Outra vantagem é que o identitarismo, ainda, é uma forma cognitivamente simples de ver o mundo; quanto brainpower não se economiza se seu único vetor de interpretação é sua experiência imediata? Se a arte, afinal, não representa sua experiência imediata -- sua identidade -- isso só pode ser sinal de que é lixo, vergonhosa, míope e muito provavelmente não passa no Bechdel Test.
A identidade, forma ascendida do patriotismo, é o real último refúgio dos canalhas.
Quando o xenofeminismo declarava, anos atrás, o direito de falar como ninguém em particular, sem um asqueroso lugar de fala, sua presciência me escapava. Agora, me sinto catolicamente culpado pelo mundo atolado em/encharcado de identidade. Contribuí para esse estado de coisas. Fiz campanha pela importância das identidades (assim mesmo, no plural até).
Como um ex-vegano possuído pelo ódio contra quem já fui, sou a favor da destruição completa da identidade.
Ao perceber o problema com a identidade -- não só sua versão atual (gênero + raça, yadda yadda), mas toda a identidade -- e se sentir tentado a defender sua abolição, imediatamente uma pessoa pequena qualquer vai aparecer, saída de um arbusto, ou de trás de um poste, para colocar o dedo na sua cara, o acusando de ser branco, ou rico, ou qualquer oposto das identidades pré-aprovadas pela burocracia acadêmica.
Pode até ser verdade, mas eu noto que brancos em geral têm se aprazido em se identificar como brancos recentemente, invocando suas identidades históricas falidas pra entrar na sempre importante Guerra Cultural travada no Debate Público. Então foda-se.

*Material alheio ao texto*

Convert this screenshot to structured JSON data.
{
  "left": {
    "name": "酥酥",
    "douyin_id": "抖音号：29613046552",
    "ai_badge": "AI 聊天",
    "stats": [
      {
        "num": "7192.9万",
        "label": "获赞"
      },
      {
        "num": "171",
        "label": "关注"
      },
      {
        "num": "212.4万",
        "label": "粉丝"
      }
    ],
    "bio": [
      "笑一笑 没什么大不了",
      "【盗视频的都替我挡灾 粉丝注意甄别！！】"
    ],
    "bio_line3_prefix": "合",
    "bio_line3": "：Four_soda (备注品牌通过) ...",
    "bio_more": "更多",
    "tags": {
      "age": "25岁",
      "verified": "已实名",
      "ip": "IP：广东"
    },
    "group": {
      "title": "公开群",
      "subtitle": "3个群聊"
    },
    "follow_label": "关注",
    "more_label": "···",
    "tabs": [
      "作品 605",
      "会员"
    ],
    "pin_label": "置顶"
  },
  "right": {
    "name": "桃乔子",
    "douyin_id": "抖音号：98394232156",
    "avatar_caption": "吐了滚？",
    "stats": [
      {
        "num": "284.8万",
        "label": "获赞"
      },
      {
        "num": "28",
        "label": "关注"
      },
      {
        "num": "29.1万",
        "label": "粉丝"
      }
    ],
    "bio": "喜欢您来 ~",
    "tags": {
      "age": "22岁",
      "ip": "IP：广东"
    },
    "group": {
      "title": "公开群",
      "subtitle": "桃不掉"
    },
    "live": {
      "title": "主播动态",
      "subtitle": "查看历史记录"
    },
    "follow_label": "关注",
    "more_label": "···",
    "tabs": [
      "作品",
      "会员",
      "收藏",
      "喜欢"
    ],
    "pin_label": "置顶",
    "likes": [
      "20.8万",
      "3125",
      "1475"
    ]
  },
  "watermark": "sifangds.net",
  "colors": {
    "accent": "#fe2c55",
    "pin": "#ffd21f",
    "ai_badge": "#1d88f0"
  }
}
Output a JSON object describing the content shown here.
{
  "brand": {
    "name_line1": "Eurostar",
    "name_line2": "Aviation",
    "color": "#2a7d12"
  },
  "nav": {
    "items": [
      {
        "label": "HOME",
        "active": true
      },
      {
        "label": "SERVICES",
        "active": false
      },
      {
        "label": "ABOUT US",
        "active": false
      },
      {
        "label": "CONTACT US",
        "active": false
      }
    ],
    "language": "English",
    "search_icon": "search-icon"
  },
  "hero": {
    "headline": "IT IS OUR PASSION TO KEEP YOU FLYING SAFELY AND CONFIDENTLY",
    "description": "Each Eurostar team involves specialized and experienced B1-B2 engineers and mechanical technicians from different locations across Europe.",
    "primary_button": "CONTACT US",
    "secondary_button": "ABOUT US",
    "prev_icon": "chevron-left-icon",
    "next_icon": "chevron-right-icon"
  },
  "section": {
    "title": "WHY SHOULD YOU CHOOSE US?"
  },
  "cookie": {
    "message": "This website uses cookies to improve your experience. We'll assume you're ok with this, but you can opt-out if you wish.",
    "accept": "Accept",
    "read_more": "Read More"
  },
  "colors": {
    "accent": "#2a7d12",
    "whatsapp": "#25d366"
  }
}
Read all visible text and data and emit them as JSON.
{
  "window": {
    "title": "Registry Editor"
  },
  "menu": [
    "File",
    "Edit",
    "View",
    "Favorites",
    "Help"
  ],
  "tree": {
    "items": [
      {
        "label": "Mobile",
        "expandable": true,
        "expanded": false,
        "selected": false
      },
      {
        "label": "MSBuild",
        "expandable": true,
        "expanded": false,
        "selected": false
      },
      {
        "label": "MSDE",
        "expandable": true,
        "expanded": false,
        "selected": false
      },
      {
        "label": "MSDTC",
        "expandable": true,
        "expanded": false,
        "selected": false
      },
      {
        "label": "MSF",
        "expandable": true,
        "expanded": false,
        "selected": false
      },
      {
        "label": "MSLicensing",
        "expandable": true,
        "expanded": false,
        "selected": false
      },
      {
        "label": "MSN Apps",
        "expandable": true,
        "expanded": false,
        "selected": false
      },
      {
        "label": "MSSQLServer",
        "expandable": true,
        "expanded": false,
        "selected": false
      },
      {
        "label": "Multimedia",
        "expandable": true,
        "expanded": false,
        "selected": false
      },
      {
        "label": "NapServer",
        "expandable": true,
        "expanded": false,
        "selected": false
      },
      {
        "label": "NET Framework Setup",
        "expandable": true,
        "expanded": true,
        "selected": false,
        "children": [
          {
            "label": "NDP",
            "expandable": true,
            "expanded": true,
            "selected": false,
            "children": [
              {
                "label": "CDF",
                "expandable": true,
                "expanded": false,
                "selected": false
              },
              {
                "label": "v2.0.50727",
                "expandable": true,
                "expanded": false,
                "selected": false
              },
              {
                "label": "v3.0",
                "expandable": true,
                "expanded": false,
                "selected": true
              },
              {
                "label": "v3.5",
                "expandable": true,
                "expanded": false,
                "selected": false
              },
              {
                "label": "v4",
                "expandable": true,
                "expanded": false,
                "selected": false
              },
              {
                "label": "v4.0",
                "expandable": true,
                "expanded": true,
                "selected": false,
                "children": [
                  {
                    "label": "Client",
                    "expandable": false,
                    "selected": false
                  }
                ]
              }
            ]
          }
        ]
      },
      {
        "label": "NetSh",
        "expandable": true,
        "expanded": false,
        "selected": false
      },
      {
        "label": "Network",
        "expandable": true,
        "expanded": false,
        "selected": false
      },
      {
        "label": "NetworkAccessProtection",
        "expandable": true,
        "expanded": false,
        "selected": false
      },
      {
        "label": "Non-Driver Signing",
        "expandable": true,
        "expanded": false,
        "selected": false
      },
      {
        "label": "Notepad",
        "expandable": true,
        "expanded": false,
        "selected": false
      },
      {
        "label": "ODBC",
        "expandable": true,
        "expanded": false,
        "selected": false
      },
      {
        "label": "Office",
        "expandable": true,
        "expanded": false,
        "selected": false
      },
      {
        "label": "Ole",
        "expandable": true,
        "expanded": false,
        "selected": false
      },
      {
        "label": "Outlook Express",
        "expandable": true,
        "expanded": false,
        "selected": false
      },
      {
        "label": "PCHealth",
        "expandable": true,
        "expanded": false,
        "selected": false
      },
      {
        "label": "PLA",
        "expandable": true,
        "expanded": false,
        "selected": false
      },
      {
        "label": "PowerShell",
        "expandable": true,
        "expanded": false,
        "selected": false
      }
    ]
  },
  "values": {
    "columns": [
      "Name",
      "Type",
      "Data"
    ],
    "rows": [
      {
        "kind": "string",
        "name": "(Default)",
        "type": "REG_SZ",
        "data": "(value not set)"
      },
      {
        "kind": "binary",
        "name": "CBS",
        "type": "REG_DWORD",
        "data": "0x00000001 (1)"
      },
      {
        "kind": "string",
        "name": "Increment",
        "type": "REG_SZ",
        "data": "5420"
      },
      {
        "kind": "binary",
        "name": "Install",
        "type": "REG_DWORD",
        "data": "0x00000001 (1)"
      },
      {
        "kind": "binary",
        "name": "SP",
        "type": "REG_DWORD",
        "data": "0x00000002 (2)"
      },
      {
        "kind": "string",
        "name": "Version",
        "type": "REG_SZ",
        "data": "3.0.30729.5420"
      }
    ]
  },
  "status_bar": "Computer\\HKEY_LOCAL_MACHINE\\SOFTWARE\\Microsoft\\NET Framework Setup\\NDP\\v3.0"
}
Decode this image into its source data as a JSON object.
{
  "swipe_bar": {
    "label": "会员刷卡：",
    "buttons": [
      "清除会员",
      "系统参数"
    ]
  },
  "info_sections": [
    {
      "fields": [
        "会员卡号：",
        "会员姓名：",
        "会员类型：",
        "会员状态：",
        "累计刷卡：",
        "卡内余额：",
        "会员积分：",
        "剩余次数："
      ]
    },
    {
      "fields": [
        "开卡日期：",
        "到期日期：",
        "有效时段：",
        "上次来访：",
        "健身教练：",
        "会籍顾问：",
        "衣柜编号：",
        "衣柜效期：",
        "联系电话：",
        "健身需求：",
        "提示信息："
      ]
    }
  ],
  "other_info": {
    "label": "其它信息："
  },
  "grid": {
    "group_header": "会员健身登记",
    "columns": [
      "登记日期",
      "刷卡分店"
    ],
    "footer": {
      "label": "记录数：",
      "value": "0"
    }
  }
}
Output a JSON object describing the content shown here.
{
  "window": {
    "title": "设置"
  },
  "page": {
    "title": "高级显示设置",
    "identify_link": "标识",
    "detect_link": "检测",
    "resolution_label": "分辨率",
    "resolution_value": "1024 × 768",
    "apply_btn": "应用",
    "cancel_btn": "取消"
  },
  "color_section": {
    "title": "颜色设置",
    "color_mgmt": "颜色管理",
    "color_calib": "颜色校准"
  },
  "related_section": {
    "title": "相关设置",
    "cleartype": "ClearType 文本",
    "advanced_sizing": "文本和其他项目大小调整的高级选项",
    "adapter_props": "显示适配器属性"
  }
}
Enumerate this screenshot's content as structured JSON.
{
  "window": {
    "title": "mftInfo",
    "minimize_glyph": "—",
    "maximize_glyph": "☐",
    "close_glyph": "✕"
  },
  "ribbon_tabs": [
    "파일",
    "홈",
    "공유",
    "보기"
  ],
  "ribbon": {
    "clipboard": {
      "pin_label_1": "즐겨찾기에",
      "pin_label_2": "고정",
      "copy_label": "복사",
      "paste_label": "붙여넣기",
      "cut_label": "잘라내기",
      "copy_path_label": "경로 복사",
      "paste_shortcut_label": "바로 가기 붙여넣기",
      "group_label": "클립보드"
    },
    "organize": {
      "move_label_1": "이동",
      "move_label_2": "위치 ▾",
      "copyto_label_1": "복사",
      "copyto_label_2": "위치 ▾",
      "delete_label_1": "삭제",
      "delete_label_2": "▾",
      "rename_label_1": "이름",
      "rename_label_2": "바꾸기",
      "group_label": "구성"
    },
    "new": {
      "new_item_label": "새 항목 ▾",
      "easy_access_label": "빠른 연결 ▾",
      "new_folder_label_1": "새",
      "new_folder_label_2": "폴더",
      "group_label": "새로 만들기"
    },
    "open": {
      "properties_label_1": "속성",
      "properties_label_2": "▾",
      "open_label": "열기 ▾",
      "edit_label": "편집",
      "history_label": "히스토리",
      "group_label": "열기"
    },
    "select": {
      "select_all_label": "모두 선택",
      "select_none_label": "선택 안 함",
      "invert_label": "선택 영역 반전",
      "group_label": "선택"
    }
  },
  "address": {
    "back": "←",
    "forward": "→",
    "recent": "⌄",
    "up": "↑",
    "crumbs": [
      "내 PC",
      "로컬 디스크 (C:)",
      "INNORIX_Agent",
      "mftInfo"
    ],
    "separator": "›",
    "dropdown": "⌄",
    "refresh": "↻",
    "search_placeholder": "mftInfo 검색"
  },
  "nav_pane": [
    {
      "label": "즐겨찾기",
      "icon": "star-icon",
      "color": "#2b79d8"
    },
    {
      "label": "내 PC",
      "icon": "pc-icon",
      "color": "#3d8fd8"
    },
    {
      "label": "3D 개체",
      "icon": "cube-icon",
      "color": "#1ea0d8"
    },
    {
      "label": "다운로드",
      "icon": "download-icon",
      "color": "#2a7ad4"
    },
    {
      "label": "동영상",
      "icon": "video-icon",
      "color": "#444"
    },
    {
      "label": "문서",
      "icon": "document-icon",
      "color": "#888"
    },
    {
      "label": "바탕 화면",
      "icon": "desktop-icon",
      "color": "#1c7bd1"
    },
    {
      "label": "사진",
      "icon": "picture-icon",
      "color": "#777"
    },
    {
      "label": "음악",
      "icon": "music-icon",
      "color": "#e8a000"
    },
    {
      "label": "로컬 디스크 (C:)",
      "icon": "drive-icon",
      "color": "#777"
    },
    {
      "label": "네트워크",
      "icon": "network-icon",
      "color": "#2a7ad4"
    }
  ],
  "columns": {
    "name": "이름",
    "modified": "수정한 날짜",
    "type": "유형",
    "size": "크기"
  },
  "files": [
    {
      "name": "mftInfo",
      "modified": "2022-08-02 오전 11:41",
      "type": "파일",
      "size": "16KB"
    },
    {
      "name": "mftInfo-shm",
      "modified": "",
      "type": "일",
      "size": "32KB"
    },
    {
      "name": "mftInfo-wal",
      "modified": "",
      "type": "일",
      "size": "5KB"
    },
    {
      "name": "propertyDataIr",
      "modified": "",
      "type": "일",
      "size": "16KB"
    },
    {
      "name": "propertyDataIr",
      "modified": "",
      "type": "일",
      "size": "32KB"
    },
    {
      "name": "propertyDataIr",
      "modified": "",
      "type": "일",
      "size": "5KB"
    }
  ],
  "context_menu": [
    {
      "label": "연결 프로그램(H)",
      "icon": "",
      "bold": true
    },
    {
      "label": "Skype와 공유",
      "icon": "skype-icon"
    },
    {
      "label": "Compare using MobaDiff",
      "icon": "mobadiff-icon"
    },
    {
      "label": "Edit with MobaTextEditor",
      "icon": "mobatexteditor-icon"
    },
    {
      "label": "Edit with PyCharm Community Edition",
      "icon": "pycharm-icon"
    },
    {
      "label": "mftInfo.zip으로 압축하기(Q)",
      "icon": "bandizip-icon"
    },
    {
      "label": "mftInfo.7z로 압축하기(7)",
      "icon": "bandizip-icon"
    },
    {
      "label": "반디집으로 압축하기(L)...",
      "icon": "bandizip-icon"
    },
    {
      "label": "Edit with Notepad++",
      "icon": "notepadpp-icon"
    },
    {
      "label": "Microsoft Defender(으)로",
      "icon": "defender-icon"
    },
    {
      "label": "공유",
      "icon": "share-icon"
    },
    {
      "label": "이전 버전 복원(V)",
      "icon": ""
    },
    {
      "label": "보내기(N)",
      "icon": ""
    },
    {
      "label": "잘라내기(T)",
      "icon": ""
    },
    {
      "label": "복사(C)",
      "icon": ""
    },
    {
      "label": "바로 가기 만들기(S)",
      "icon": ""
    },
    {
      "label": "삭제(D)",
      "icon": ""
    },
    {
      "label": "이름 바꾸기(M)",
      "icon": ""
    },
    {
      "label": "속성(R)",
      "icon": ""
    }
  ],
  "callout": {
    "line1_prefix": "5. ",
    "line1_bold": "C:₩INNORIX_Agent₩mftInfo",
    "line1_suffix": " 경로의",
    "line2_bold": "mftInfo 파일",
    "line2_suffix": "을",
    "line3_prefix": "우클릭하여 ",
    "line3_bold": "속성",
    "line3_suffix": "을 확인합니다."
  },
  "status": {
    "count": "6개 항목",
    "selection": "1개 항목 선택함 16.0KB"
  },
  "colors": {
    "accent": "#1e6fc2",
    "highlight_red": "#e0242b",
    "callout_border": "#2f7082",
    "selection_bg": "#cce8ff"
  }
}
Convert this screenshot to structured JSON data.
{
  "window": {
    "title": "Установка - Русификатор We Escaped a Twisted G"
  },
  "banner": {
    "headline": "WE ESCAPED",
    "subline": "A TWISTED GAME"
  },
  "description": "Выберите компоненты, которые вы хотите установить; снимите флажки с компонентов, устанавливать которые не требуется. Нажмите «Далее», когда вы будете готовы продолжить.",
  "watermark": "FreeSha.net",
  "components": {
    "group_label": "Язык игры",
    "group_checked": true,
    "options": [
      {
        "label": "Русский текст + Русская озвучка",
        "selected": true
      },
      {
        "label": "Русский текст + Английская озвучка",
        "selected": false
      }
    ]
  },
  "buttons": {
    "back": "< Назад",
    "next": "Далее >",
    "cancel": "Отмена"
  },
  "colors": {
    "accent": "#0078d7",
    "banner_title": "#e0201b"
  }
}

Entendo que os roteiristas de Iron Fist não sabiam o que fazer com ele depois do fracasso completo da primeira temporada; dentro dos parâmetros ridículos de sucesso das mídias atuais, Danny Rand só podia ser tornado relatable, approachable. Um bilionário gente como a gente, que esguicha detergente em panelas sujas todos os dias.
Relatability é um câncer -- suga todo o senso de encanto, perplexidade, fascinação, admiração ou surpresa da arte. Instead, ela retorna ao denominador comum mais banal: o que é você?